Security and sovereignty

Shipped controls:

  • Egress control. With ALPHAFOLD_OFFLINE=1, all outbound requests are refused in clients/_base.py before a socket is opened. ALPHAFOLD_ALLOW_HOSTS provides a comma-separated allowlist for partial-air-gap deployments.
  • Provenance trail (capability). The SQLite tool_invocations table can hold each tool call with input and output SHA-256 hashes and UTC timestamps, written insert-only via KnowledgeGraph.log_tool_invocation. This writer is not yet hooked into tool dispatch, so the trail is populated only when a caller logs explicitly; automatic per-invocation logging is a roadmap item.
  • Parameterised SQL. All knowledge-graph queries use bound parameters; table names are drawn from a fixed internal allowlist, never from user input.

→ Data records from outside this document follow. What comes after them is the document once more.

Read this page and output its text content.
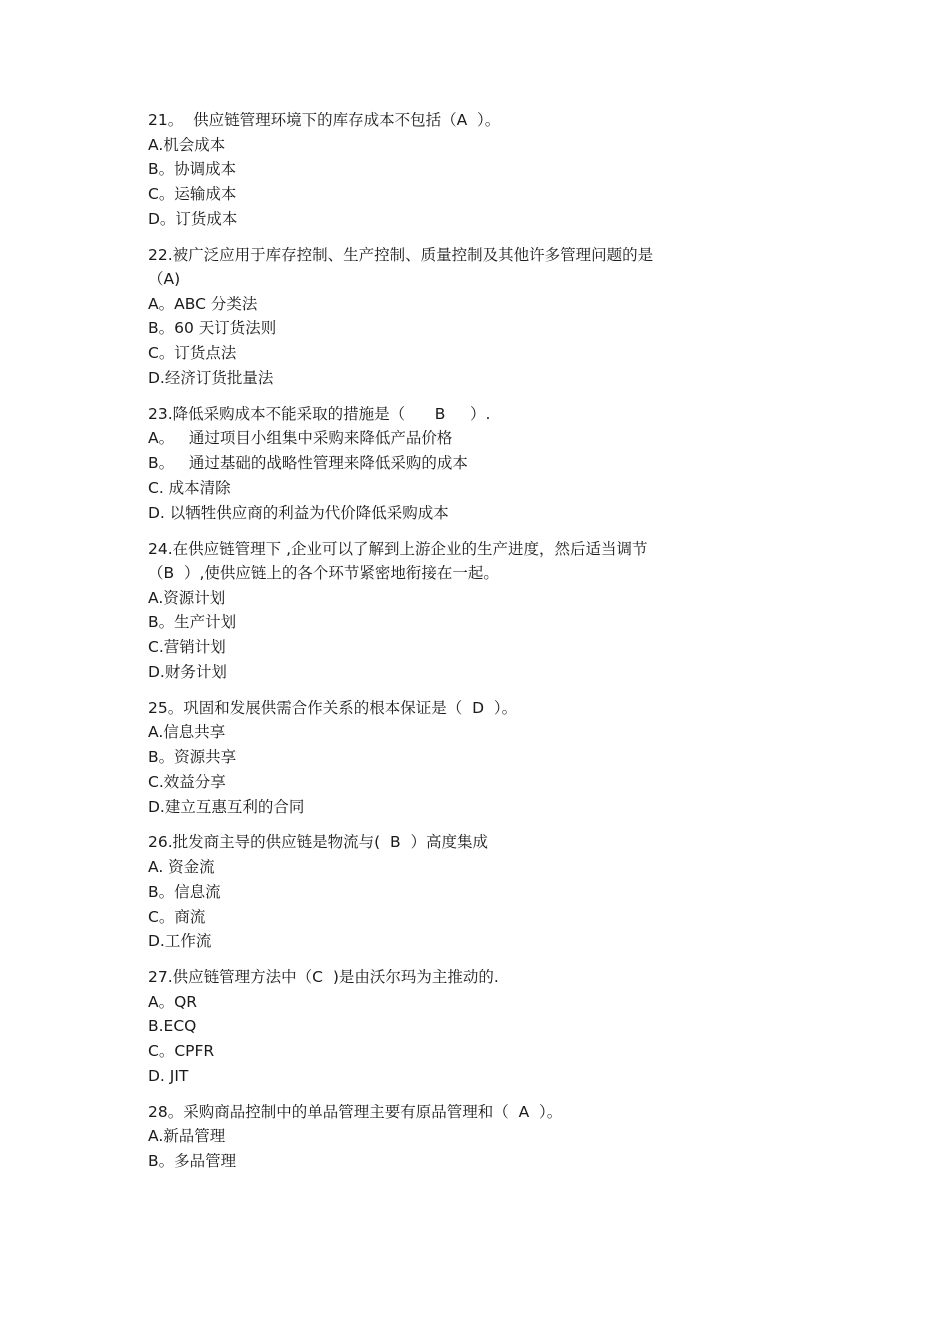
21。  供应链管理环境下的库存成本不包括（A  ）。

A.机会成本

B。协调成本

C。运输成本

D。订货成本

22.被广泛应用于库存控制、生产控制、质量控制及其他许多管理问题的是
（A)

A。ABC 分类法

B。60 天订货法则

C。订货点法

D.经济订货批量法

23.降低采购成本不能采取的措施是（      B     ）.

A。   通过项目小组集中采购来降低产品价格

B。   通过基础的战略性管理来降低采购的成本

C. 成本清除

D. 以牺牲供应商的利益为代价降低采购成本

24.在供应链管理下 ,企业可以了解到上游企业的生产进度，然后适当调节
（B  ）,使供应链上的各个环节紧密地衔接在一起。

A.资源计划

B。生产计划

C.营销计划

D.财务计划

25。巩固和发展供需合作关系的根本保证是（  D  ）。

A.信息共享

B。资源共享

C.效益分享

D.建立互惠互利的合同

26.批发商主导的供应链是物流与(  B  ）高度集成

A. 资金流

B。信息流

C。商流

D.工作流

27.供应链管理方法中（C  )是由沃尔玛为主推动的.

A。QR

B.ECQ

C。CPFR

D. JIT

28。采购商品控制中的单品管理主要有原品管理和（  A  ）。

A.新品管理

B。多品管理
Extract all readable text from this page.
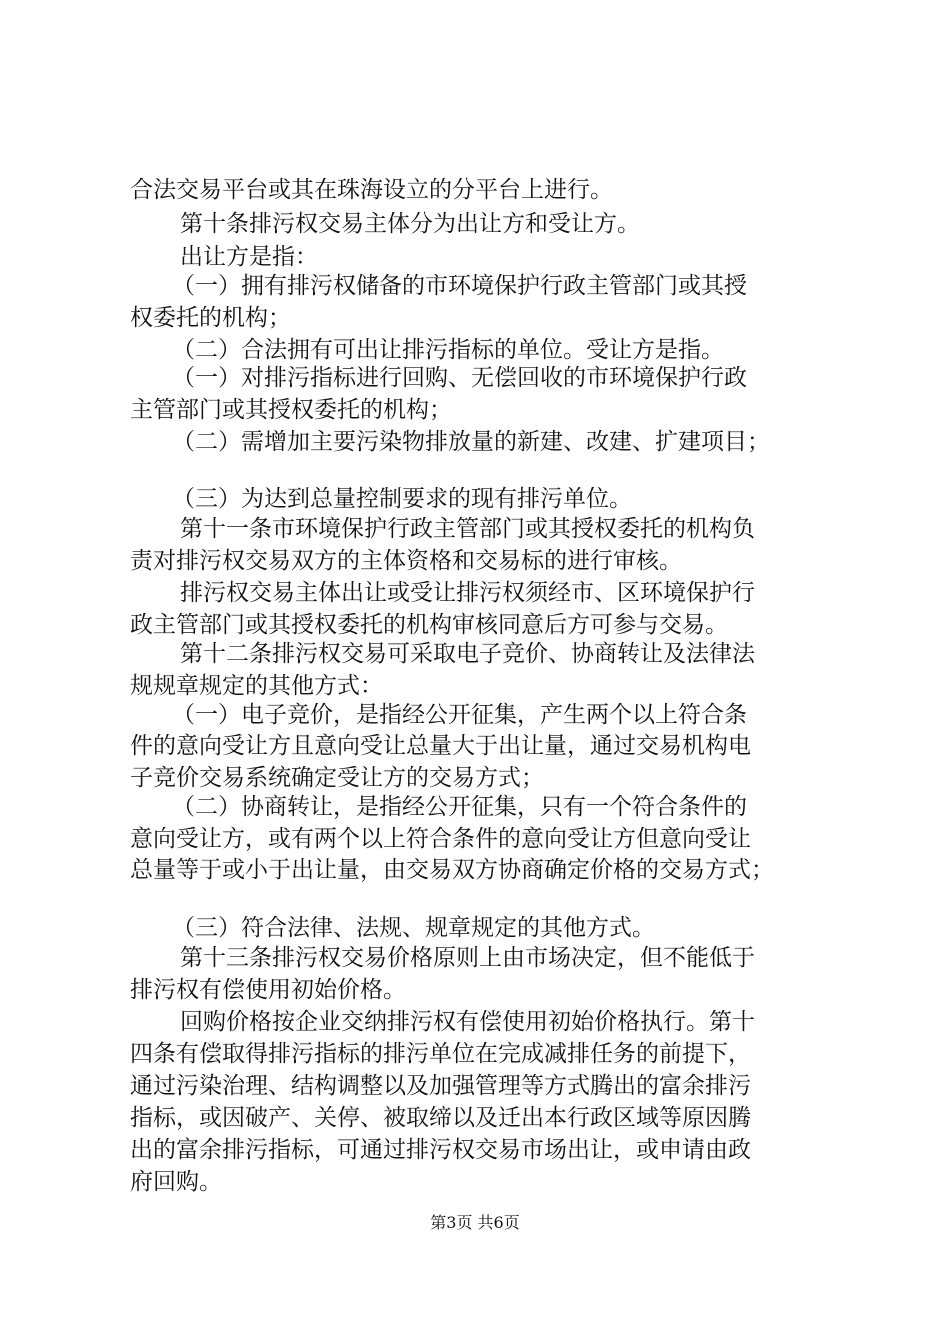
合法交易平台或其在珠海设立的分平台上进行。
第十条排污权交易主体分为出让方和受让方。
出让方是指：
（一）拥有排污权储备的市环境保护行政主管部门或其授
权委托的机构；
（二）合法拥有可出让排污指标的单位。受让方是指。
（一）对排污指标进行回购、无偿回收的市环境保护行政
主管部门或其授权委托的机构；
（二）需增加主要污染物排放量的新建、改建、扩建项目；
（三）为达到总量控制要求的现有排污单位。
第十一条市环境保护行政主管部门或其授权委托的机构负
责对排污权交易双方的主体资格和交易标的进行审核。
排污权交易主体出让或受让排污权须经市、区环境保护行
政主管部门或其授权委托的机构审核同意后方可参与交易。
第十二条排污权交易可采取电子竞价、协商转让及法律法
规规章规定的其他方式：
（一）电子竞价，是指经公开征集，产生两个以上符合条
件的意向受让方且意向受让总量大于出让量，通过交易机构电
子竞价交易系统确定受让方的交易方式；
（二）协商转让，是指经公开征集，只有一个符合条件的
意向受让方，或有两个以上符合条件的意向受让方但意向受让
总量等于或小于出让量，由交易双方协商确定价格的交易方式；
（三）符合法律、法规、规章规定的其他方式。
第十三条排污权交易价格原则上由市场决定，但不能低于
排污权有偿使用初始价格。
回购价格按企业交纳排污权有偿使用初始价格执行。第十
四条有偿取得排污指标的排污单位在完成减排任务的前提下，
通过污染治理、结构调整以及加强管理等方式腾出的富余排污
指标，或因破产、关停、被取缔以及迁出本行政区域等原因腾
出的富余排污指标，可通过排污权交易市场出让，或申请由政
府回购。
第3页 共6页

For the full STRIDE analysis, see docs/threat-model.md.


Roadmap (not yet shipped)

These capabilities are intentionally absent from the current release and are listed so the shipped boundary is unambiguous:

  • Streamable HTTP transport with OAuth 2.1 / PKCE. Only the stdio transport ships today; stdio clients (such as Claude Desktop) own their own process capabilities and use no separate auth.
  • MCP resources and prompts. Only the tools surface is implemented.
  • Automatic provenance logging. KnowledgeGraph.log_tool_invocation exists but is not yet invoked by the tool-dispatch path; wiring it in so every MCP tool call lands in tool_invocations is a roadmap item. Until then the audit trail is a capability, not an always-on behaviour.
  • A DuckDB analytical layer. A columnar path over the SQLite store for fast aggregation and export is planned. It is not wired today: there is no DuckDB dependency and the code does not import it.
  • Cryptographic signing of provenance records (for example, ed25519 signatures and an external transparency log). Records are currently stored unsigned in SQLite.
  • A FIPS 140-3 build that switches cryptography to the OpenSSL FIPS provider.

The reserved namespace packages (compliance/, compute/, observability/, prompts/, resources/, security/) hold the import paths for this work.